His son, Trophine Gerard, who had been kept at the College of Harcourt in entire ignorance of his birth and of the proceedings against his father, only learned all these secrets when the public interest and commiseration became too great to conceal them longer. On the 9th the poor boy learned that the great General Lally, who was to die, was his father. He rushed, as he tells us, to the place of execution to bid this father, so recently found, "an eternal adieu—to let him hear the voice of a son amid the voices of his executioners, and embrace him on the scaffold when he was about to perish;" but he arrived only in time to see the axe descending and his father's blood pouring from a dismembered trunk upon a sanded scaffold. Overcome with horror, Trophine—afterwards the great Count Lally Tollendal—swooned in the street, and was borne away insensible to the College of Harcourt.
Thus in his sixty-fourth year terminated the eventful career of Count Lally, the victim surrendered by a weak and tyrannical ministry to popular clamour, affording by his fate a memorable instance of the injustice, ingratitude, and barbarity of the Court of Versailles.
FOOTNOTES:
[1] The MS. original of these interesting instructions was presented to Charles Grant, Viscount de Vaux, by the directors of the English East India Company.

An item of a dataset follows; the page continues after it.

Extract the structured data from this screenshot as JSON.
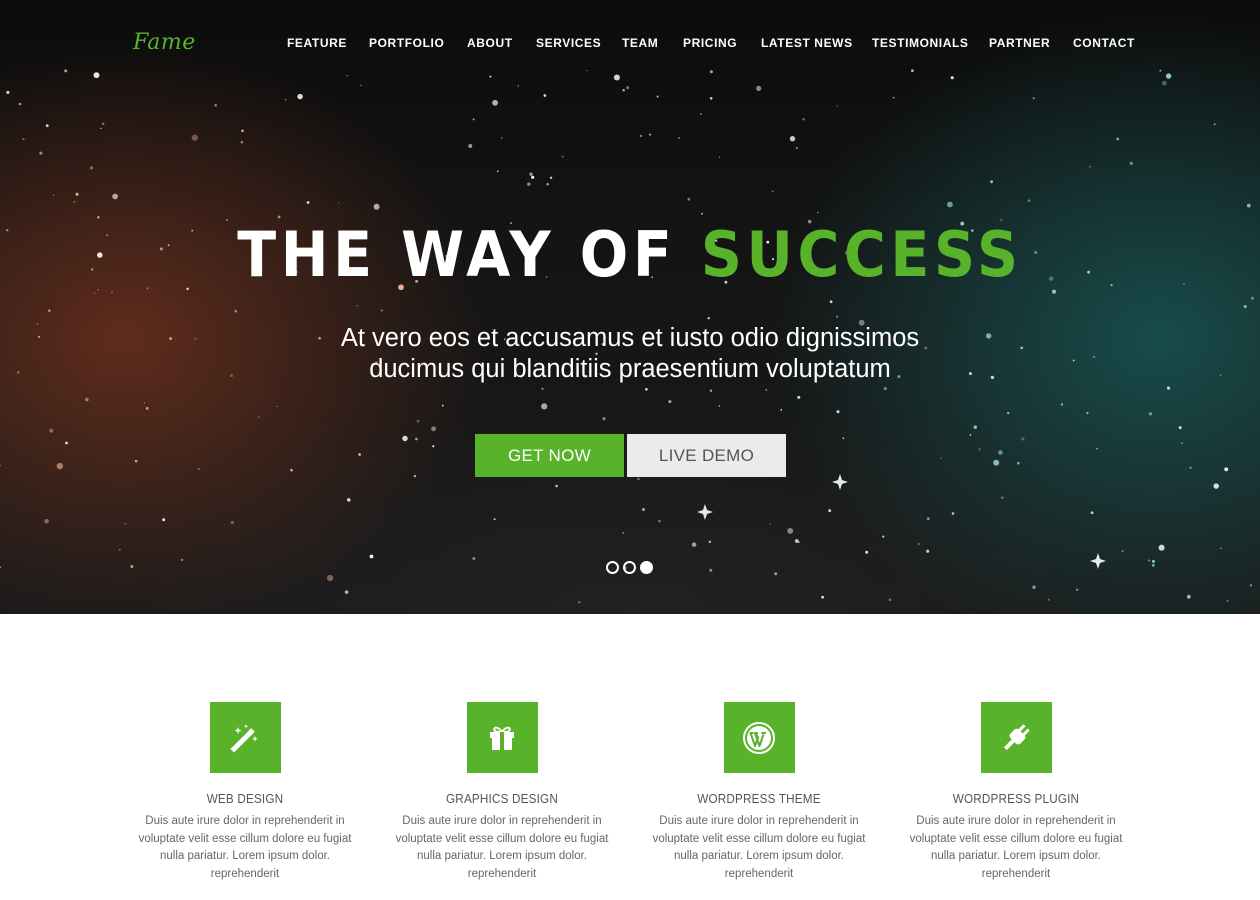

[2] The 79th, or Draper's Regiment, lost in this siege, and encounters before it, thirty-four officers, whose names were inscribed on a beautiful cenotaph, erected on Clifton Downs by Colonel Sir W. Draper and which he dedicated as,
"Sacred to the Memory of those departed Warriors,
Of the Seventy-ninth Regiment,
By whose Valour, Discipline, and Perseverance
The French land Forces in Asia were first withstood and repulsed."